La nascita del progetto
Il sogno era quello di dare a Crotone una nuova identità di sviluppo, dopo la dismissione delle grandi fabbriche e la fine dell’era industriale. Il sogno prende forma il 6 agosto 2007 con la sottoscrizione dell’accordo tramite fondi per lo Sviluppo e la coesione (fondi per il Sud). Fondi che erano destinati a tutte le province del Sud.

A Crotone toccavano 100 milioni di euro e si decise di investire nel sogno di Antica Kroton. Nelle altre province calabresi i fondi furono destinati all’ammodernamento delle strade provinciali. L’ente attuativo individuato per le strade è stato l’Anas, che ha una capacità progettuale e una capacità di spesa riconosciuta. L’Anas ha quindi, fatto progetti e realizzate opere.

I ritardi e i tagli ai fondi
Non è stato così per Antica Kroton, perché l’allora amministrazione regionale della Calabria guidata da Peppe Scopelliti non operò nei tempi previsti, tanto che nel 2016, quando presidente della Regione era diventato Mario Oliverio, si scoprì quello che era rimasto dei fondi si era praticamente perso. Scopelliti utilizzò 35 milioni di euro di Antica Kroton per sanare un buco sanitario e risolvere la crisi dei trasporti.

A gennaio del 2016 sotto la spinta dei sindacati crotonesi l’allora sindaco della città, Peppino Vallone, chiese un incontro con Oliverio.

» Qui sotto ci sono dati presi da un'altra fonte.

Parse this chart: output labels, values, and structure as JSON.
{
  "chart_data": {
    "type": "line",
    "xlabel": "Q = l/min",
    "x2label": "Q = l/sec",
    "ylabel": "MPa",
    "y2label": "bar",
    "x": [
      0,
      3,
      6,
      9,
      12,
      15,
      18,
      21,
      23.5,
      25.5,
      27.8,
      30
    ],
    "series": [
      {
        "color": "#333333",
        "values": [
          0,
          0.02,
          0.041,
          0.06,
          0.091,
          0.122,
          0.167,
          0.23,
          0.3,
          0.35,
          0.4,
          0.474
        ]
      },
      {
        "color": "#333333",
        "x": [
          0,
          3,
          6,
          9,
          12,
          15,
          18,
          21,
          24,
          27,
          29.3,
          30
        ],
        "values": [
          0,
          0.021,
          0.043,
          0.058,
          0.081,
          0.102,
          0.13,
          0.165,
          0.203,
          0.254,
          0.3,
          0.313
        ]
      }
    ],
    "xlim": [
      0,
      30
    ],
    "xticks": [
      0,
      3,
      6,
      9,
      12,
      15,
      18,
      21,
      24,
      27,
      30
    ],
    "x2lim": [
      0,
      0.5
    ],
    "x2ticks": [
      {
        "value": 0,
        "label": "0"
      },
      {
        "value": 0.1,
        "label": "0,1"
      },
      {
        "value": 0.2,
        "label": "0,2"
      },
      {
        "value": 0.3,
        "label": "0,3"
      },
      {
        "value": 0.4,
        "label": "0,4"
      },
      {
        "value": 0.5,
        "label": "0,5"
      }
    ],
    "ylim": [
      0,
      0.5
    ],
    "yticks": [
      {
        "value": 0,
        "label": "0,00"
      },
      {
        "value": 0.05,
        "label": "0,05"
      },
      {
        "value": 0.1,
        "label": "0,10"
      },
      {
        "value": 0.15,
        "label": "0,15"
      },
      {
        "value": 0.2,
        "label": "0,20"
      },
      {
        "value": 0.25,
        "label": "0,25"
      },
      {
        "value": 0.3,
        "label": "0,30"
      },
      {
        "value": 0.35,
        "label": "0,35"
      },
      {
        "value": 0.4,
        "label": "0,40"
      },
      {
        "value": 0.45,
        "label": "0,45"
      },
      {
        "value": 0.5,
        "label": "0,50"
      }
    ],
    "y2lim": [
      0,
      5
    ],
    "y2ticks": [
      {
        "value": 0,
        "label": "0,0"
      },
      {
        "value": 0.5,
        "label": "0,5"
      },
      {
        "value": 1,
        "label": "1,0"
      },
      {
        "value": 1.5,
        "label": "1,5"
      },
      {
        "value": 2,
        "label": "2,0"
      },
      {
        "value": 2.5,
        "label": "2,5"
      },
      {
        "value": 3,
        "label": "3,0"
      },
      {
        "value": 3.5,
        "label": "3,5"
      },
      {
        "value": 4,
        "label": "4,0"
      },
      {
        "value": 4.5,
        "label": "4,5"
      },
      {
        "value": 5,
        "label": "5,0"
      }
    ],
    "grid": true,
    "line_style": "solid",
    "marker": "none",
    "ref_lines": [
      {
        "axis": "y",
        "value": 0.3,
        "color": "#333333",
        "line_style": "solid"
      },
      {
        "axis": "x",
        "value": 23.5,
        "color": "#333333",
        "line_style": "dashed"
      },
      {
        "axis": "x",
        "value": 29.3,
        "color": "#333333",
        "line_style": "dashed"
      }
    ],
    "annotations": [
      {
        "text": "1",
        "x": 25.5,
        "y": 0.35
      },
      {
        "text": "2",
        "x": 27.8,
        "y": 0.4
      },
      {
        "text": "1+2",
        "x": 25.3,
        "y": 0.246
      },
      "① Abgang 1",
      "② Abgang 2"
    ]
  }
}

Nel corso di questo incontro si scoprì che i 65 milioni di euro si erano praticamente persi perché le opere dovevano essere ultimate entro il 31 dicembre del 2016 e non c’erano nemmeno i progetti preliminari.

L'intervento dei fondi Pac e lo stato attuale
Significava che i fondi non c’erano più ed Oliverio propose di sostituirli con 61,7 milioni di euro di fondi Pac che la Regione aveva nelle proprie disponibilità. Dal 2016 ad oggi sono stati fatte una serie di modifiche e rimodulazioni. Sono stati spesi soldi, ma i cittadini non hanno ancora visto nemmeno la forma dei reperti che avrebbero dovuto rappresentare la base per impostare il futuro archeologico di Crotone.

Purtroppo solo parole, qualche bancarella dove si vendono libri di scarso valore e molto spettacolo. Teatrini della politica che hanno visto anche l’attuale presidente della Regione, Roberto Occhiuto, in grande spolvero parlare di un futuro diverso per Crotone. Speriamo che sia proprio così, perché al momento dietro lo specchio ci sono solo le bolle di sapone che scoppiano al primo alito di vento.